IRGC Touts Victory over US in Middle East

By Ahmad Majidyar | Fellow and Director of IranObserved Project - The Middle East Institute | Nov 3, 2016
IRGC Touts Victory over US in Middle East

Speaking at a rally marking the 1979 seizure of the US embassy in Tehran on November 3, a senior Iranian military official claimed America was in “sharp decline” and projected Iran as the most influential power in the region.
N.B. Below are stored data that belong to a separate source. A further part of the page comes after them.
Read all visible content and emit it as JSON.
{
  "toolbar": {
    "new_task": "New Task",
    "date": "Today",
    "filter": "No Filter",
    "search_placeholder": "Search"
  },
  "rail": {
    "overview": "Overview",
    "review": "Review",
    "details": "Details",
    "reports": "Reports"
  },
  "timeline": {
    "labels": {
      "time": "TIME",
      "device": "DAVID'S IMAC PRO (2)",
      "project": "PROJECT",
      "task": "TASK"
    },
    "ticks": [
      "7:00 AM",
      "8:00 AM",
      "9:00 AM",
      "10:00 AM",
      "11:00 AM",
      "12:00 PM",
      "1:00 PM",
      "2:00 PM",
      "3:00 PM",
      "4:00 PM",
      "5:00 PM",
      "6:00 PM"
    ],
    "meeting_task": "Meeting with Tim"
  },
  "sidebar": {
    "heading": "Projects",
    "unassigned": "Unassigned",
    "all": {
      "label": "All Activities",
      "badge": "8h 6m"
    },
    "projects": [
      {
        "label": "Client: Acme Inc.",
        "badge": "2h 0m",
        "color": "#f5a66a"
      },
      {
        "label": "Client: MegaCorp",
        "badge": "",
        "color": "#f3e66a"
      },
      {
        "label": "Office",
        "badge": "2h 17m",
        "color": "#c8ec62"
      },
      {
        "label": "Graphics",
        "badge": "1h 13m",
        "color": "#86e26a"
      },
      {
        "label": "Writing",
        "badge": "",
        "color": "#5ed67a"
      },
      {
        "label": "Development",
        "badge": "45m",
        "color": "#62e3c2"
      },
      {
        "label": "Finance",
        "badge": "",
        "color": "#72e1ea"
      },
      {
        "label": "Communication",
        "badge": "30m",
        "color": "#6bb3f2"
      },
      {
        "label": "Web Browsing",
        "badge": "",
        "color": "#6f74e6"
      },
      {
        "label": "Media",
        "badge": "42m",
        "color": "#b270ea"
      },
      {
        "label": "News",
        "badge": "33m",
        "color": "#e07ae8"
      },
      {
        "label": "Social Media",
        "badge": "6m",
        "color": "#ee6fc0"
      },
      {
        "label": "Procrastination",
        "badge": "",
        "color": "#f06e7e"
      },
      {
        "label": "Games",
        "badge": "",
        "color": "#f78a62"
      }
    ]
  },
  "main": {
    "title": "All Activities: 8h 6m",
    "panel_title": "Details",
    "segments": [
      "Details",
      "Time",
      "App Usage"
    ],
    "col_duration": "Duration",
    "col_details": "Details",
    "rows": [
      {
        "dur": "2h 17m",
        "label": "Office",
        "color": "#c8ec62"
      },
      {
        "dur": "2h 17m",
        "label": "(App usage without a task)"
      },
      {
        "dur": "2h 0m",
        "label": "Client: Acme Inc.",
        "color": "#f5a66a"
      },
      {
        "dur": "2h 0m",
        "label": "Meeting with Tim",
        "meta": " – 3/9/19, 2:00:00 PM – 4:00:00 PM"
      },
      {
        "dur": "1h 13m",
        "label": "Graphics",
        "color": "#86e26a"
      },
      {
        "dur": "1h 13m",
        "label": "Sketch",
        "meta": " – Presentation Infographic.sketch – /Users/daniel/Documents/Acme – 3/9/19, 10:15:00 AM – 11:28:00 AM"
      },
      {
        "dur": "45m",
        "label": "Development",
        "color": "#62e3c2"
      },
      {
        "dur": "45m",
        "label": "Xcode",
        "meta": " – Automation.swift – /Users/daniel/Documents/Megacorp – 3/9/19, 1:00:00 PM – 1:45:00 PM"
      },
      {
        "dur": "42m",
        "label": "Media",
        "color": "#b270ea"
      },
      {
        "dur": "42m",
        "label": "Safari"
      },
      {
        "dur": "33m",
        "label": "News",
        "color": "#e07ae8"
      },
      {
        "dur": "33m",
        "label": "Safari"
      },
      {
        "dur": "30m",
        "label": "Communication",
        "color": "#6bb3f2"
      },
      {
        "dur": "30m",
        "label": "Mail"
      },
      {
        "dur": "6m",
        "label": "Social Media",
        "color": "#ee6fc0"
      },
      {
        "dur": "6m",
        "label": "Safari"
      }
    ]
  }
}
“Today, the [Islamic] revolution in Yemen has proven its inspirational presence to the Yemeni nation and [its] fortitude and resistance to the Saudi regime, which operates at the behest of American policies in the region. And this means the geography of our revolution has expanded to the north of Africa,” Brigadier General Hossein Salami, the deputy commander of Iran’s Revolutionary Guards, said.  “The Islamic resistance has reached the Eastern Mediterranean… On the other hand, the Americans’ strategies in Syria are mired in ambiguity. They’re in a quandary. There’s no graceful exit for them from this crisis…”
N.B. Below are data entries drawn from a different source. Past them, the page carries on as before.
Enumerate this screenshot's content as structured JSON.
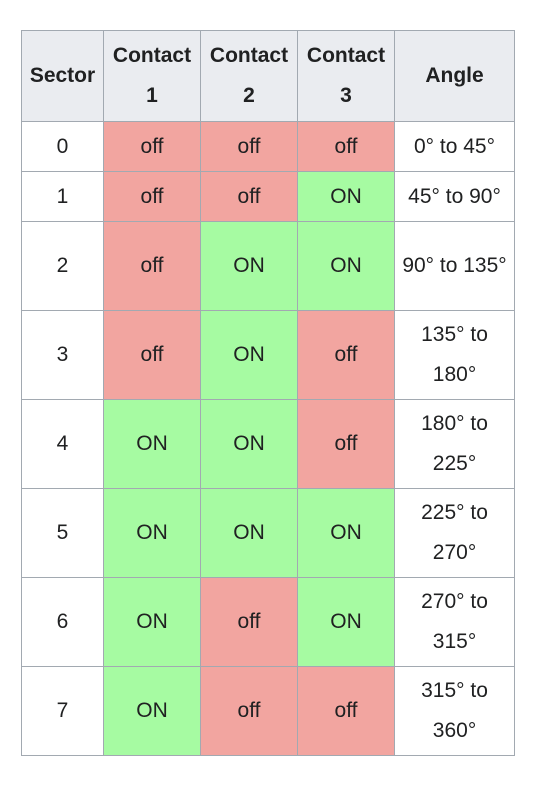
{
  "headers": {
    "sector": "Sector",
    "contact1": "Contact 1",
    "contact2": "Contact 2",
    "contact3": "Contact 3",
    "angle": "Angle"
  },
  "rows": [
    {
      "sector": "0",
      "c1": "off",
      "c2": "off",
      "c3": "off",
      "angle": "0° to 45°"
    },
    {
      "sector": "1",
      "c1": "off",
      "c2": "off",
      "c3": "ON",
      "angle": "45° to 90°"
    },
    {
      "sector": "2",
      "c1": "off",
      "c2": "ON",
      "c3": "ON",
      "angle": "90° to 135°"
    },
    {
      "sector": "3",
      "c1": "off",
      "c2": "ON",
      "c3": "off",
      "angle": "135° to 180°"
    },
    {
      "sector": "4",
      "c1": "ON",
      "c2": "ON",
      "c3": "off",
      "angle": "180° to 225°"
    },
    {
      "sector": "5",
      "c1": "ON",
      "c2": "ON",
      "c3": "ON",
      "angle": "225° to 270°"
    },
    {
      "sector": "6",
      "c1": "ON",
      "c2": "off",
      "c3": "ON",
      "angle": "270° to 315°"
    },
    {
      "sector": "7",
      "c1": "ON",
      "c2": "off",
      "c3": "off",
      "angle": "315° to 360°"
    }
  ],
  "colors": {
    "off": "#f2a5a0",
    "on": "#a6fba2",
    "header": "#eaecf0",
    "border": "#a2a9b1"
  }
}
Describing Hezbollah ally Michel Aoun’s rise to presidency in Lebanon as Iran’s victory over the United States, Salami claimed that Iran had gained the upper hand in shaping the political and military developments in Yemen, Bahrain, Iraq, Syria and Lebanon. He further suggested that America’s global power had “declined drastically” and it was no longer able to manage global affairs, especially in western Asia and the Islamic world. “Iran’s security is interlinked with that of the Islamic countries,” he warned. “We’re the captain of a ship. Today, if we don’t help the victory of Muslims in Syria, Lebanon, Iraq and Yemen, enemies will divide the Muslims and create a tragedy.” Salami also cautioned that Iran would “send to museum” the nuclear agreement if Washington failed to implement the terms of the deal.

It is however worth noting that unlike conservative and IRGC-affiliated media outlets, Iran’s centrist and reformist newspapers largely ignored hardliners’ anti-American propaganda and instead focused on domestic problems. A front-page story in reformist newspaper Asrar, for example, quoted Expediency Council Chairman Hashemi Rafsanjani as describing “people’s hopelessness” as the biggest concern for the regime’s survival. Afarinesh, another reformist paper, cited President Hassan Rouhani that “national solidarity” and “attention to public demands” are the best tools to fight the “Global Arrogance.”